Additive engineered SnO2-based electron transport layer for the robust and high-efficiency large-scale perovskite solar cell

Abstract

The efficient production of uniform, high-quality transport layers beneath the light-absorbing layer is crucial for the performance and scalability of perovskite solar cells (PSCs). This study investigates the incorporation of potassium fluoride (KF) into tin dioxide (SnO₂) nanoparticle solutions to enhance the properties of the electron transport layer (ETL) in PSCs. By introducing KF, we observed a significant reduction in SnO₂ particle size and improved zeta potential, resulting in a more uniform ETL. Experimental analysis demonstrated that optimal KF concentrations in SnO₂ nanoparticles improved coverage and uniformity on substrates, as confirmed by surface SEM and AFM measurement.

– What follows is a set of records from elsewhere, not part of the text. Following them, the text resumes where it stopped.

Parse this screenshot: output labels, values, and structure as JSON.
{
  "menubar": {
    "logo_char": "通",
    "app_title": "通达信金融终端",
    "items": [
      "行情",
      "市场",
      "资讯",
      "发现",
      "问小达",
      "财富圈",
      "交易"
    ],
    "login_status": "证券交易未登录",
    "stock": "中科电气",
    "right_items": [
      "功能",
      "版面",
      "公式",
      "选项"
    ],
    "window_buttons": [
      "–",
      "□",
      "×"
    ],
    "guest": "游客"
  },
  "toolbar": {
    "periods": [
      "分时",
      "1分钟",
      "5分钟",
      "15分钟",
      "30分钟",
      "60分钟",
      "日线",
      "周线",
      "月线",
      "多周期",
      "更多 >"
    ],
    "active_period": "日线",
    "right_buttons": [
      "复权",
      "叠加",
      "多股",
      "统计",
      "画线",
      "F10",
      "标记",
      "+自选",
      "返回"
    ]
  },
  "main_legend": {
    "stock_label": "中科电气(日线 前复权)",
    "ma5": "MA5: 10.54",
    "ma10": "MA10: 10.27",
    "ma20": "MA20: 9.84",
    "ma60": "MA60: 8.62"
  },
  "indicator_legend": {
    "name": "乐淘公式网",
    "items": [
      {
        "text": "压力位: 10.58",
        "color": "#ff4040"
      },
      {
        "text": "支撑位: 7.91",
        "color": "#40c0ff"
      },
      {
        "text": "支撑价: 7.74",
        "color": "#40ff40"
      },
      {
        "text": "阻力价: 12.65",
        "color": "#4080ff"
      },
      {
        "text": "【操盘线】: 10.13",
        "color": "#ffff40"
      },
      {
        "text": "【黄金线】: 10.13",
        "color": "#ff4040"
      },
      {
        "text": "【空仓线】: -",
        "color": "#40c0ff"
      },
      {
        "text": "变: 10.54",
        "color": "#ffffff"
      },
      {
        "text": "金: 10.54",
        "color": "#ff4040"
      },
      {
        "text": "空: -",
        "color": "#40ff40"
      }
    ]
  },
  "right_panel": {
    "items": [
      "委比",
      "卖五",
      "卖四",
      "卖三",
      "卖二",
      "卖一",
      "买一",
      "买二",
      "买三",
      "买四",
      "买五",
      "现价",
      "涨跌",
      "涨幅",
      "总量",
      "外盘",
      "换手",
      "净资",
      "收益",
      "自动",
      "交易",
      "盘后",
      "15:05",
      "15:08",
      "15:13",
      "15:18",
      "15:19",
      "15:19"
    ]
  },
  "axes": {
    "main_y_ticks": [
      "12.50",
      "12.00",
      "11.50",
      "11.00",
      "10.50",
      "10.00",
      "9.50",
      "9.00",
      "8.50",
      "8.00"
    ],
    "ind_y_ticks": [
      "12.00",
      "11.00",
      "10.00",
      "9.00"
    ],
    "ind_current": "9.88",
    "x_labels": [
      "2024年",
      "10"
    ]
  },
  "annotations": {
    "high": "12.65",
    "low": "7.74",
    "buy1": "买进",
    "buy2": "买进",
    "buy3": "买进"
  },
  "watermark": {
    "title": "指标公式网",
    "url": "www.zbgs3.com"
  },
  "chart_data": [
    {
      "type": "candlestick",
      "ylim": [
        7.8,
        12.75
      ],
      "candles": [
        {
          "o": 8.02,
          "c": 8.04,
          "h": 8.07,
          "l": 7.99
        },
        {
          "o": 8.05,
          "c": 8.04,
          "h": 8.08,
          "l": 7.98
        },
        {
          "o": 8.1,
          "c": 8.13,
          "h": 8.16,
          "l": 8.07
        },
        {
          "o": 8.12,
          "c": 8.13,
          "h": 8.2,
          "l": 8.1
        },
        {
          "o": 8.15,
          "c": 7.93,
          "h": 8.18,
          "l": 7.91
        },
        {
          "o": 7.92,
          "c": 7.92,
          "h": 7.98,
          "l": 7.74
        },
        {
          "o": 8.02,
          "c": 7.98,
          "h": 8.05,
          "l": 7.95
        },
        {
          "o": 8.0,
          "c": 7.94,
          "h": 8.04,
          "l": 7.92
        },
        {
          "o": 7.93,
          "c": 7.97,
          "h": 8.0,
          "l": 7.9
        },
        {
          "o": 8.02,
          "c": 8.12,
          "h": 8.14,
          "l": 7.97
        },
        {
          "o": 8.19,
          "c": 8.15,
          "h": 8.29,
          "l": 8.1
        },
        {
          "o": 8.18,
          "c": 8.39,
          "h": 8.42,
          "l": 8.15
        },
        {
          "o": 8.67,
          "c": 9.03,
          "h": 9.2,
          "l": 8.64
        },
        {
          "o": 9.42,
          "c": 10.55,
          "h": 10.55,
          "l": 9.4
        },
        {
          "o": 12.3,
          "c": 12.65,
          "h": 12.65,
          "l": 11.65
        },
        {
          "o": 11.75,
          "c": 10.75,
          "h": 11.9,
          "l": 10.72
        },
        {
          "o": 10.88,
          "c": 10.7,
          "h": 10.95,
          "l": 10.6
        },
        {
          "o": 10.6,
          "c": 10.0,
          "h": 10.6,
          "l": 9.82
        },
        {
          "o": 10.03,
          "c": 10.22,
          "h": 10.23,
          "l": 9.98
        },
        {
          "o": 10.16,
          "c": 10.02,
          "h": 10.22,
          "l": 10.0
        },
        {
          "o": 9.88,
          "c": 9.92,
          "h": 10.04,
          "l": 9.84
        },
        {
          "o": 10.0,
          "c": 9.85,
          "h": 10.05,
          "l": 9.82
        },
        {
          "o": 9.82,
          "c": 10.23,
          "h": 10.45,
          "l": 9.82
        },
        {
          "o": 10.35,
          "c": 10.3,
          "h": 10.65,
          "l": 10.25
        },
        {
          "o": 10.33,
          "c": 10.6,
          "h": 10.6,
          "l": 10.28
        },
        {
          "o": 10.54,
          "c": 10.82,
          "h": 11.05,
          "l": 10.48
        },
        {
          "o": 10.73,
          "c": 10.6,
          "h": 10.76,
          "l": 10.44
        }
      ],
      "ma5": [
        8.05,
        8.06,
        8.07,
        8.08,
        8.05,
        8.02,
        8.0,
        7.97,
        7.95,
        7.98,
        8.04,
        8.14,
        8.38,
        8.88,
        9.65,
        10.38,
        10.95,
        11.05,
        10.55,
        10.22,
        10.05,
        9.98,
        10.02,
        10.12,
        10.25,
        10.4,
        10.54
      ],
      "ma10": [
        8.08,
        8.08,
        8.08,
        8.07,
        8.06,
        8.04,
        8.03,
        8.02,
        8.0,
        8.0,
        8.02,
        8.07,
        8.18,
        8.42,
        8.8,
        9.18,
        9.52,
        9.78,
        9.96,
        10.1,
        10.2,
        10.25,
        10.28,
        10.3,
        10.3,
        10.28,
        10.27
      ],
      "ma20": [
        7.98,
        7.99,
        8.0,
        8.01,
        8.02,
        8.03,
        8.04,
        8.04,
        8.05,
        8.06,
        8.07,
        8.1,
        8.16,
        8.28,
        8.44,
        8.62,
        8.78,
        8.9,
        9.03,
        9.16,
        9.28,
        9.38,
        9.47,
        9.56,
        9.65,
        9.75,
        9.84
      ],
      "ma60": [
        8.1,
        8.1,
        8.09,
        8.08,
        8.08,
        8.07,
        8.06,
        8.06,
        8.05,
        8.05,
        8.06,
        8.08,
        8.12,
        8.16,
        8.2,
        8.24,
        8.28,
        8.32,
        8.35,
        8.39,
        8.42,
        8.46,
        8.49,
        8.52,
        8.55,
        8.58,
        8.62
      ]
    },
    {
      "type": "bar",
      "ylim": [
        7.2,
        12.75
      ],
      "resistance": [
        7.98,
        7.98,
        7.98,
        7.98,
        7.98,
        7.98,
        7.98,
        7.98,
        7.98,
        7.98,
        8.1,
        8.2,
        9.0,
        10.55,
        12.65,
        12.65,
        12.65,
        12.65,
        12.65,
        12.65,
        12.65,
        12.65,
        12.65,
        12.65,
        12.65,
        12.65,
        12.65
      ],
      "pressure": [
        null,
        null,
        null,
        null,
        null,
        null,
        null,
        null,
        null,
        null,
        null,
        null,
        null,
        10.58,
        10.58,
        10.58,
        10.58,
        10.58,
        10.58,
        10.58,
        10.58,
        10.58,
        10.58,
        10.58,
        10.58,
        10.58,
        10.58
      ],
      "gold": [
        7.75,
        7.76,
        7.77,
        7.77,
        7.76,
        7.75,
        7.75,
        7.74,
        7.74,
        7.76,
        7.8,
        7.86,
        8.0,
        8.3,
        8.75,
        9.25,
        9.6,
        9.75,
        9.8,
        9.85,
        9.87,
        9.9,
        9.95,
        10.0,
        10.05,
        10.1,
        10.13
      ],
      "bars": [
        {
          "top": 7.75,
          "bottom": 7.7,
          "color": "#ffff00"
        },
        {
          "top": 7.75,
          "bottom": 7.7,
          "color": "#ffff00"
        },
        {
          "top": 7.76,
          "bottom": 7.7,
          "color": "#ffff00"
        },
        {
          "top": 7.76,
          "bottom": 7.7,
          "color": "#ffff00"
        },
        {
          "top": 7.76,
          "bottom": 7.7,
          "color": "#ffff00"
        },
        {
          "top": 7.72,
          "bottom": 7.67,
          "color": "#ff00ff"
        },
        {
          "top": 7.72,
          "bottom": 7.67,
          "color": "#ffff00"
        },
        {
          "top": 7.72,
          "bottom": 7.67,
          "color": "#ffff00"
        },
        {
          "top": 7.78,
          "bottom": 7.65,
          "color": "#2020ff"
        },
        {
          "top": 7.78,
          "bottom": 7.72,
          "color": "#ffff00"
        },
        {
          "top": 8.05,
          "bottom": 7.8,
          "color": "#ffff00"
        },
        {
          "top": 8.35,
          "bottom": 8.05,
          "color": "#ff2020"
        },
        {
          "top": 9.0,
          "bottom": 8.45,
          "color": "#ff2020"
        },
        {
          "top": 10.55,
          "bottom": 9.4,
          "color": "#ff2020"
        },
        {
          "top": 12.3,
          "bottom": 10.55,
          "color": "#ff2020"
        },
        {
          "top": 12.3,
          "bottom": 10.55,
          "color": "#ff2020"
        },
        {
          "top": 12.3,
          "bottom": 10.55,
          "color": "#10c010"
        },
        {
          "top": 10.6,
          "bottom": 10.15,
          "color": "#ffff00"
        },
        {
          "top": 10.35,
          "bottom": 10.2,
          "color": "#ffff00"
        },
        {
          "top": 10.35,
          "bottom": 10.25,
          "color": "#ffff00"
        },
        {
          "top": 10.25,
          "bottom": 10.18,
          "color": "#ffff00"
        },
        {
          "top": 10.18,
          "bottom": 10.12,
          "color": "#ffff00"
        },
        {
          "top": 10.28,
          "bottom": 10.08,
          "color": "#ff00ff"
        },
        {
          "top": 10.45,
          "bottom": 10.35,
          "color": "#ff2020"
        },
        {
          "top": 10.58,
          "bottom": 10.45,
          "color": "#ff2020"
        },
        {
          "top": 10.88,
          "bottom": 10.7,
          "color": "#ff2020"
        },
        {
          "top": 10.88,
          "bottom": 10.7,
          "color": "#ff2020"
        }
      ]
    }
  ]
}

Such improvement in ETL morphology reduced charge recombination and increased charge carrier mobility of PSCs. Specifically, PSCs with 0.02 M of KF addition showed increased power conversion efficiencies (PCE), up to 24.3%. Furthermore, large-area PSC modules with a 25 cm² aperture area exhibited an average PCE enhancement up to 18.0% due to superior ETL uniformity. Additionally, KF addition also aided the stability enhancement, maintaining 90% of their initial efficiency after 250 hours under 60 ± 5% relative humidity. Our findings underscore the importance of ETL uniformity and provide insights into the role of KF doping in advancing PSC performance, paving the way for more efficient and scalable solar energy solutions.